In initial work, published in 2020, the team explored the concept of considering motivational states for understanding why and when people exercise. In the new paper, they report on their creation of a new scale for assessing these states.
Their CRAVE (Cravings for Rest and Volitional Energy Expenditures) scale was developed using a series of studies on students and adult participants. The final version includes a total of 10 items that relate to physical activity (a desire to “move my body” or “exert my muscles”, for example) and also being sedentary (for example, a desire to “just sit down” or “do nothing active”.) Results from across the studies showed that these feelings can change rapidly. After a 50-minute lecture, for example, a group of students reported significantly higher in-the-moment “desire to move” scores — and lower ‘”desire to rest” scores — than beforehand; a separate group that was given a gruelling treadmill task showed the opposite pattern.

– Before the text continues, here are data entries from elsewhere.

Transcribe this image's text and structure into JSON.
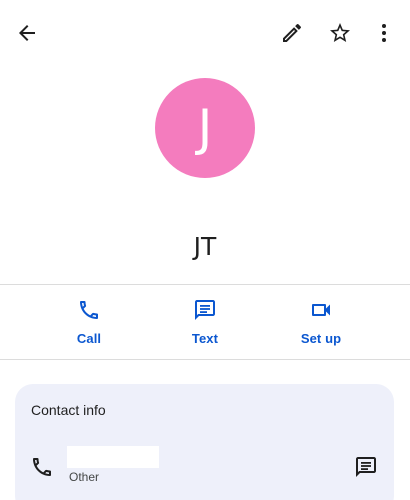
{
  "contact": {
    "initial": "J",
    "name": "JT"
  },
  "actions": {
    "call_label": "Call",
    "text_label": "Text",
    "setup_label": "Set up"
  },
  "contact_info": {
    "title": "Contact info",
    "phone_type": "Other"
  },
  "icons": {
    "back": "arrow-back-icon",
    "edit": "pencil-icon",
    "favorite": "star-outline-icon",
    "more": "more-vert-icon",
    "call": "phone-icon",
    "text": "message-icon",
    "setup": "video-icon"
  },
  "colors": {
    "avatar": "#f47cbe",
    "accent": "#0b57d0",
    "card_background": "#eef0fa"
  }
}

These particular results might not sound surprising — but when it comes to strategies to help people to exercise more, the potential importance of these in-the-moment motivational states has been underestimated, the team thinks. A long period of sitting or a strenuous bout of exercise clearly influences these states, but other things could, too. As the researchers suggest, future studies should explore the potential influence of the time of day, for example, or an individual’s eating patterns. Some influences may also last longer: the team’s two-year study of a community group of adults, reported in the new paper, found that the participants’ in-the-moment motivation to move trended down over this period, while their motivation to rest trended up. “As such, more resources are needed to understand how desires might evolve over an extended period of time (e.g. seasonally, over years) and how they can be intervened upon,” they write.

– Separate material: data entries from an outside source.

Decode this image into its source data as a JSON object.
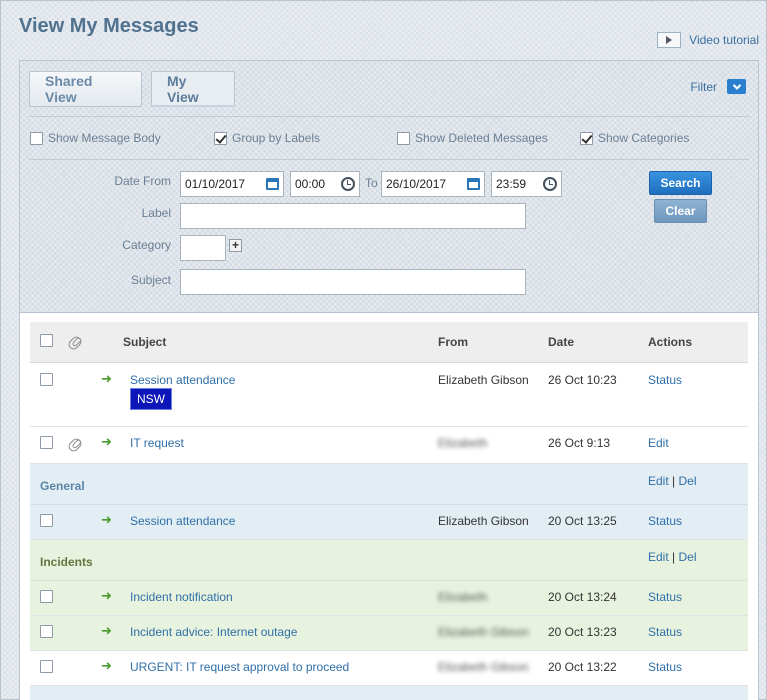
{
  "header": {
    "title": "View My Messages",
    "video_label": "Video tutorial"
  },
  "tabs": [
    {
      "label": "Shared View"
    },
    {
      "label": "My View"
    }
  ],
  "filter": {
    "label": "Filter"
  },
  "options": {
    "show_body": {
      "label": "Show Message Body",
      "checked": false
    },
    "group_labels": {
      "label": "Group by Labels",
      "checked": true
    },
    "show_deleted": {
      "label": "Show Deleted Messages",
      "checked": false
    },
    "show_categories": {
      "label": "Show Categories",
      "checked": true
    }
  },
  "form": {
    "date_from_label": "Date From",
    "date_from": "01/10/2017",
    "time_from": "00:00",
    "to_label": "To",
    "date_to": "26/10/2017",
    "time_to": "23:59",
    "label_label": "Label",
    "label_value": "",
    "category_label": "Category",
    "category_value": "",
    "subject_label": "Subject",
    "subject_value": "",
    "search_button": "Search",
    "clear_button": "Clear"
  },
  "table": {
    "columns": {
      "subject": "Subject",
      "from": "From",
      "date": "Date",
      "actions": "Actions"
    },
    "rows": [
      {
        "subject": "Session attendance",
        "from": "Elizabeth Gibson",
        "date": "26 Oct 10:23",
        "action": "Status",
        "tag": "NSW"
      },
      {
        "subject": "IT request",
        "from": "Elizabeth",
        "date": "26 Oct 9:13",
        "action": "Edit"
      }
    ],
    "groups": [
      {
        "name": "General",
        "edit": "Edit",
        "sep": "|",
        "del": "Del",
        "rows": [
          {
            "subject": "Session attendance",
            "from": "Elizabeth Gibson",
            "date": "20 Oct 13:25",
            "action": "Status"
          }
        ]
      },
      {
        "name": "Incidents",
        "edit": "Edit",
        "sep": "|",
        "del": "Del",
        "rows": [
          {
            "subject": "Incident notification",
            "from": "Elizabeth",
            "date": "20 Oct 13:24",
            "action": "Status"
          },
          {
            "subject": "Incident advice: Internet outage",
            "from": "Elizabeth Gibson",
            "date": "20 Oct 13:23",
            "action": "Status"
          },
          {
            "subject": "URGENT: IT request approval to proceed",
            "from": "Elizabeth Gibson",
            "date": "20 Oct 13:22",
            "action": "Status"
          }
        ]
      }
    ]
  },
  "colors": {
    "accent": "#2a7fcf",
    "general_bg": "#e3eef4",
    "general_text": "#5b86a8",
    "incidents_bg": "#e8f3df",
    "incidents_text": "#66753f",
    "tag_bg": "#0d16b8"
  }
}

Ultimately the team hopes to see interventions that trigger or enhance immediate desires to exercise. Stults-Kolehmainen is optimistic about this. He gives this example: “Interestingly, just reading about wants or desires to move and be active might instigate wants/desires to move and be active — and humans are actually capable of perceiving this and, we believe, acting on it.”
Personally, I know that anytime I see anyone exercising in a movie (I’m thinking Sarah Connor, say, or even Rocky Balboa), I feel a real urge to exercise, too. If I could time that exposure to a point in the day when exercise was actually practical (rather than when I’m on the sofa with the kids), I could imagine it working to push me up and out.